當然,仔細看就會發現,他其實正小心的注視著童大小姐的反應。只不過,童大小姐的反應著實令他有點猜不透。
「好啊!」童大小姐笑嘻嘻的走過去洗手。然後與往常一樣,接過他手中的毛巾,隨手擦了一下。再還給他。然後就進廚房幫著端碗拿筷了。
看那泰然處之的樣子,就像剛才的事從來沒發生過。這丫頭,都被他親過了,怎麼可以這麼淡定呢?還是,她剛才被嚇傻了,沒聽到他說的話?
外婆從廚房端著菜出來,看林大少拿著毛巾發呆。還以為他是在反思老爺子的教導呢!有些不忍的出聲叫道:
「小峰,你傻愣著幹嘛?快把毛巾放下,過來吃飯了。
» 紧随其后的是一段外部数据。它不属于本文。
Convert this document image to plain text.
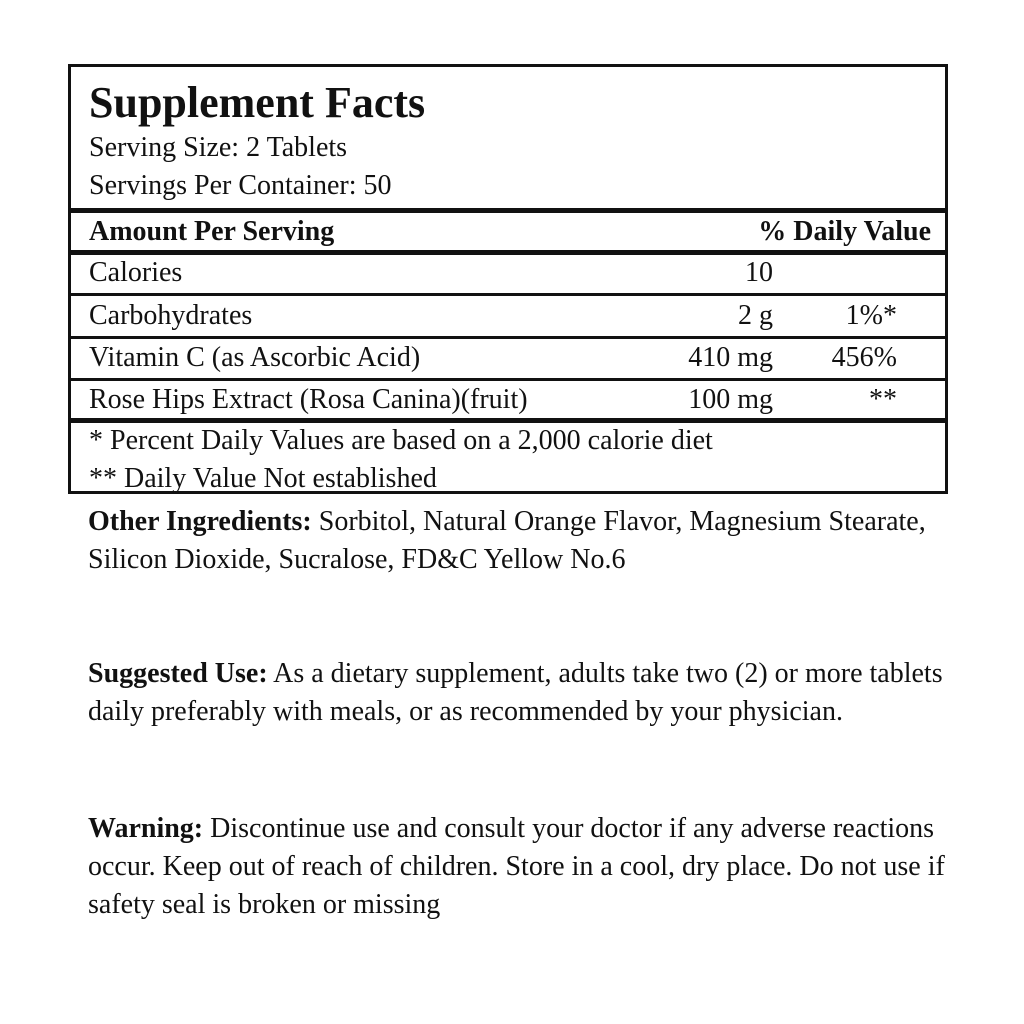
Supplement Facts
Serving Size: 2 Tablets
Servings Per Container: 50
Amount Per Serving	% Daily Value
Calories	10
Carbohydrates	2 g	1%*
Vitamin C (as Ascorbic Acid)	410 mg 456%
Rose Hips Extract (Rosa Canina)(fruit)	100 mg	**
* Percent Daily Values are based on a 2,000 calorie diet
** Daily Value Not established
Other Ingredients: Sorbitol, Natural Orange Flavor, Magnesium Stearate, Silicon Dioxide, Sucralose, FD&C Yellow No.6
Suggested Use: As a dietary supplement, adults take two (2) or more tablets daily preferably with meals, or as recommended by your physician.
Warning: Discontinue use and consult your doctor if any adverse reactions occur. Keep out of reach of children. Store in a cool, dry place. Do not use if safety seal is broken or missing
」
「哦!來了。」林大少趕緊將毛巾掛起來,回頭過來幫忙。
看桌上,小欣只擺了四個人的碗筷,外婆又問:
「小星仔他們呢?沒跟你們一起回來嗎?」
「那倆小傢伙去澳門見識賭場去了。」林大少移開桌上的碗,給老太太騰出一個放菜盤的地方。笑著回道:「估計得玩兩天才回來。」
「這麼丁點兒的小傢伙,去賭場幹嘛!」外婆驚訝的道。
「好奇吧!」林峰笑著回道。
童大小姐拿了一瓶酒出來,對一直坐在門口小凳子上抽悶煙的老爺子道:
「爺爺咱們今晚喝點酒吧!」
適當喝點酒,可以舒緩精神。
「好,我也陪你們爺倆喝點。」外婆馬上贊成道。
老爺子沒有反對,也沒有贊成。他只是把煙掐掉,放下煙斗,站起來坐到桌子。
童大小姐將老爺子的行為,自動理解成默認。於是,趕緊打開酒瓶,給老爺子和林峰滿上。然後給自己和外婆也倒了半杯。
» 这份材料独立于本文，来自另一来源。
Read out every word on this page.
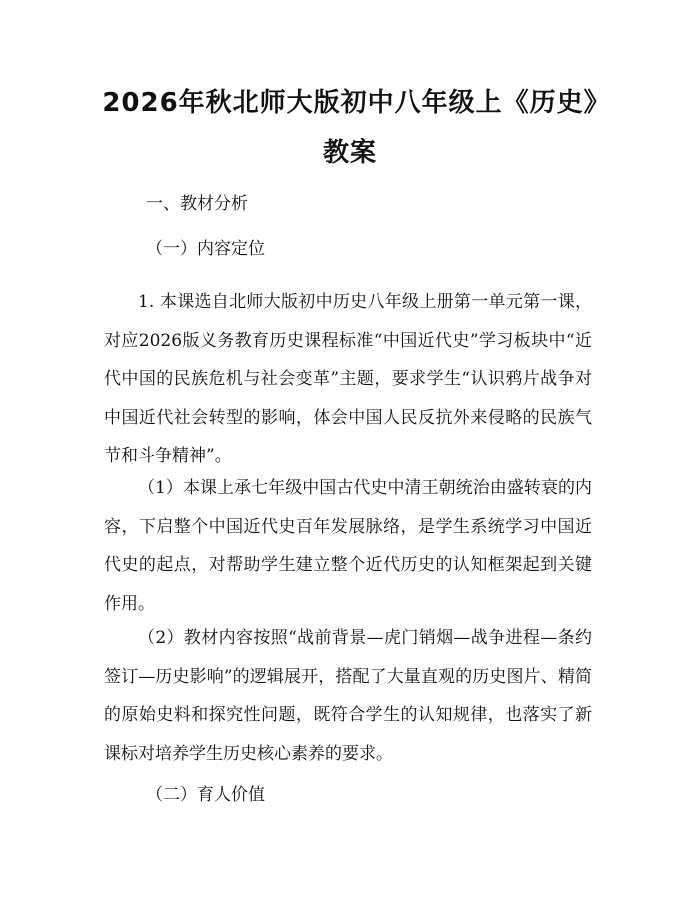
2026年秋北师大版初中八年级上《历史》教案

一、教材分析

（一）内容定位

1. 本课选自北师大版初中历史八年级上册第一单元第一课，对应2026版义务教育历史课程标准“中国近代史”学习板块中“近代中国的民族危机与社会变革”主题，要求学生“认识鸦片战争对中国近代社会转型的影响，体会中国人民反抗外来侵略的民族气节和斗争精神”。

（1）本课上承七年级中国古代史中清王朝统治由盛转衰的内容，下启整个中国近代史百年发展脉络，是学生系统学习中国近代史的起点，对帮助学生建立整个近代历史的认知框架起到关键作用。

（2）教材内容按照“战前背景—虎门销烟—战争进程—条约签订—历史影响”的逻辑展开，搭配了大量直观的历史图片、精简的原始史料和探究性问题，既符合学生的认知规律，也落实了新课标对培养学生历史核心素养的要求。

（二）育人价值
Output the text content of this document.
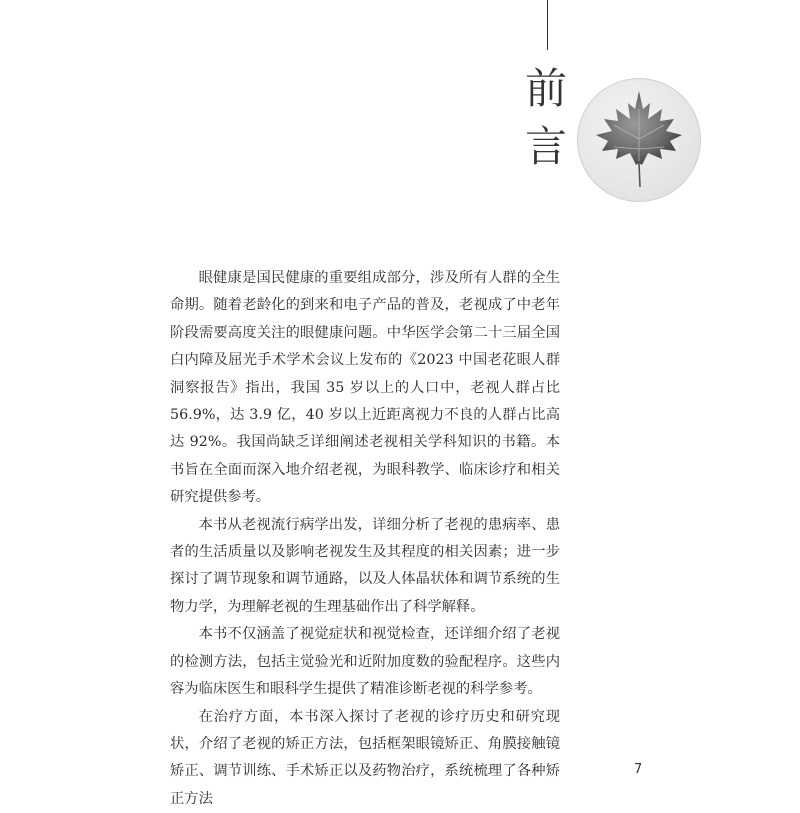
前
言

眼健康是国民健康的重要组成部分，涉及所有人群的全生命期。随着老龄化的到来和电子产品的普及，老视成了中老年阶段需要高度关注的眼健康问题。中华医学会第二十三届全国白内障及屈光手术学术会议上发布的《2023 中国老花眼人群洞察报告》指出，我国 35 岁以上的人口中，老视人群占比 56.9%，达 3.9 亿，40 岁以上近距离视力不良的人群占比高达 92%。我国尚缺乏详细阐述老视相关学科知识的书籍。本书旨在全面而深入地介绍老视，为眼科教学、临床诊疗和相关研究提供参考。

本书从老视流行病学出发，详细分析了老视的患病率、患者的生活质量以及影响老视发生及其程度的相关因素；进一步探讨了调节现象和调节通路，以及人体晶状体和调节系统的生物力学，为理解老视的生理基础作出了科学解释。

本书不仅涵盖了视觉症状和视觉检查，还详细介绍了老视的检测方法，包括主觉验光和近附加度数的验配程序。这些内容为临床医生和眼科学生提供了精准诊断老视的科学参考。

在治疗方面，本书深入探讨了老视的诊疗历史和研究现状，介绍了老视的矫正方法，包括框架眼镜矫正、角膜接触镜矫正、调节训练、手术矫正以及药物治疗，系统梳理了各种矫正方法

7
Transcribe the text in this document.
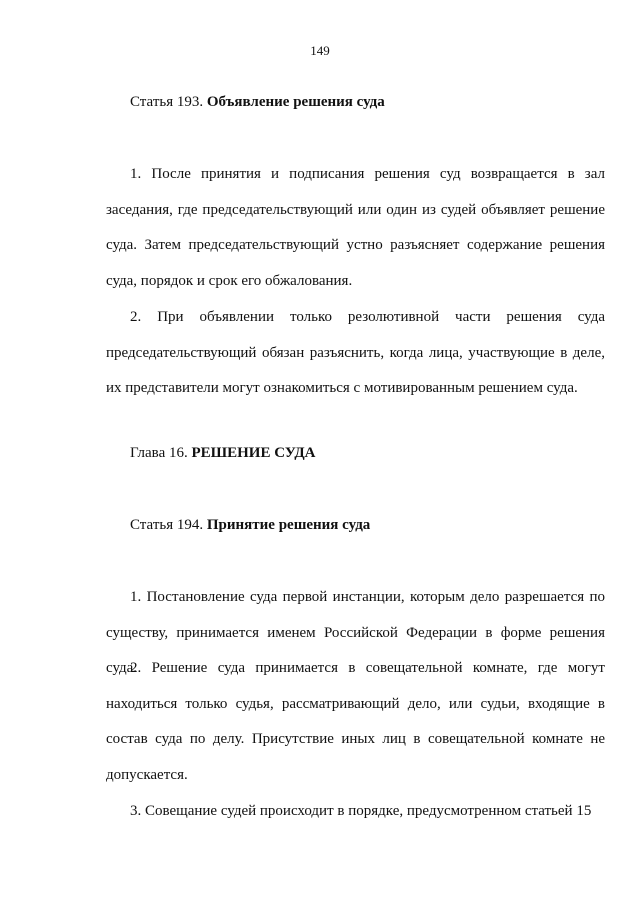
149
Статья 193. Объявление решения суда

1. После принятия и подписания решения суд возвращается в зал заседания, где председательствующий или один из судей объявляет решение суда. Затем председательствующий устно разъясняет содержание решения суда, порядок и срок его обжалования.

2. При объявлении только резолютивной части решения суда председательствующий обязан разъяснить, когда лица, участвующие в деле, их представители могут ознакомиться с мотивированным решением суда.

Глава 16. РЕШЕНИЕ СУДА
Статья 194. Принятие решения суда

1. Постановление суда первой инстанции, которым дело разрешается по существу, принимается именем Российской Федерации в форме решения суда.

2. Решение суда принимается в совещательной комнате, где могут находиться только судья, рассматривающий дело, или судьи, входящие в состав суда по делу. Присутствие иных лиц в совещательной комнате не допускается.

3. Совещание судей происходит в порядке, предусмотренном статьей 15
「哥,這第一杯,我們一起向爺爺和外婆認錯!」童大小姐端著酒杯站起來道。
「爺爺,外婆。是我們不好!我們認錯!」林峰趕緊端酒站起來,誠懇的道歉。接著兩人一飲而盡。以示誠意。
二老相視一眼,端起杯子。算是接受了他們的道歉。
兩個小的也相視一眼,頓時喜上眉梢。
「你們倆先別開心得太早,記住我的話,下不為例!」老爺子嚴厲的道。
「是,我們知道了。」兩人齊聲回道。
老爺子滿意的看了他們一眼。仰頭將手中的酒喝了,這才舒展眉頭。將手中的杯子往面前一放,豪爽的道:
「丫頭,倒酒!」
「尊命!」童大小姐笑著領命。趕緊又給老爺子滿上。又轉身給身邊的林大少滿上。
在自己家裡,跟自己人喝酒,無需什麼名堂和說詞。爺孫倆一杯接一杯,一直喝空了五個酒瓶。見兩人都喝到有幾分醉意了,老太太才讓小欣將酒藏起來。
這一夜林大少徹夜無眠,他原本以為喝醉了,就能什麼都不想,一覺睡到大天亮。可是,他錯了,正所謂酒醉心明白。這酒越喝,他越清楚自己的問題。
他知道,自己的表現讓爺爺失望了。一直以來爺爺痛愛小欣,卻是以他為傲。可以說爺爺一直把小欣當成了准孫媳。可是,現在爺爺覺得他已經配不上小欣了。所以,才會下了狠心逼著他進步,逼著他出息。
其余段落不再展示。